问题
I am using the aws cli to list the files in an s3 bucket using the following command (documentation):
aws s3 ls s3://mybucket --recursive --human-readable --summarize
This command gives me the following output:
2013-09-02 21:37:53 10 Bytes a.txt
2013-09-02 21:37:53 2.9 MiB foo.zip
2013-09-02 21:32:57 23 Bytes foo/bar/.baz/a
2013-09-02 21:32:58 41 Bytes foo/bar/.baz/b
2013-09-02 21:32:57 281 Bytes foo/bar/.baz/c
2013-09-02 21:32:57 73 Bytes foo/bar/.baz/d
2013-09-02 21:32:57 452 Bytes foo/bar/.baz/e
2013-09-02 21:32:57 896 Bytes foo/bar/.baz/hooks/bar
2013-09-02 21:32:57 189 Bytes foo/bar/.baz/hooks/foo
2013-09-02 21:32:57 398 Bytes z.txt
Total Objects: 10
Total Size: 2.9 MiB
However, this is my desired output:
a.txt
foo.zip
foo/bar/.baz/a
foo/bar/.baz/b
foo/bar/.baz/c
foo/bar/.baz/d
foo/bar/.baz/e
foo/bar/.baz/hooks/bar
foo/bar/.baz/hooks/foo
z.txt
How can I omit the date, time and file size in order to show only the file list?
回答1:
You can't do this with just the aws command, but you can easily pipe it to another command to strip out the portion you don't want. You also need to remove the --human-readable flag to get output easier to work with, and the --summarize flag to remove the summary data at the end.
Try this:
aws s3 ls s3://mybucket --recursive | awk '{print $4}'
Edit: to take spaces in filenames into account:
aws s3 ls s3://mybucket --recursive | awk '{$1=$2=$3=""; print $0}' | sed 's/^[ \t]*//'
回答2:
A simple filter would be:
aws s3 ls s3://mybucket --recursive | perl -pe 's/^(?:\S+\s+){3}//'
This will remove the date, time and size. Left only the full path of the file. It also works without the recursive and it should also works with filename containing spaces.
回答3:
Use the s3api with jq (AWS docu aws s3api list-objects):
This mode is always recursive.
$ aws s3api list-objects --bucket "bucket" | jq -r '.Contents[].Key'
a.txt
foo.zip
foo/bar/.baz/a
[...]
You can filter sub directories by adding a prefix (here foo directory).

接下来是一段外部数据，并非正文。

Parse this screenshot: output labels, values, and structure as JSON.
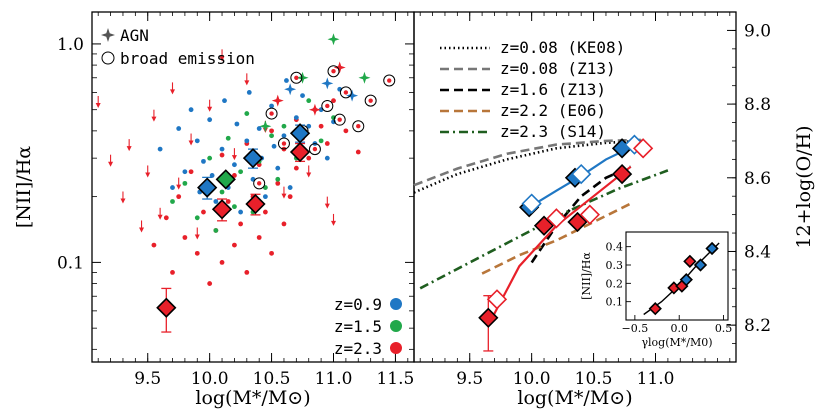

The prefix must not start with an /.
$ aws s3api list-objects --bucket "bucket" --prefix "foo/" | jq -r '.Contents[].Key'
foo/bar/.baz/a
foo/bar/.baz/b
foo/bar/.baz/c
[...]
jq Options:
-r= Raw Mode, no quotes in output.Contents[]= GetContentsObject Array Content.Key= Get every Key Field (does not produce a valid JSON Array, but we are in raw mode, so we don't care)
Addendum:
You can use pure AWS CLI, but the values will be seperated by \x09 = Horizontal Tab (AWS: Controlling Command Output from the AWS CLI - Text Output Format)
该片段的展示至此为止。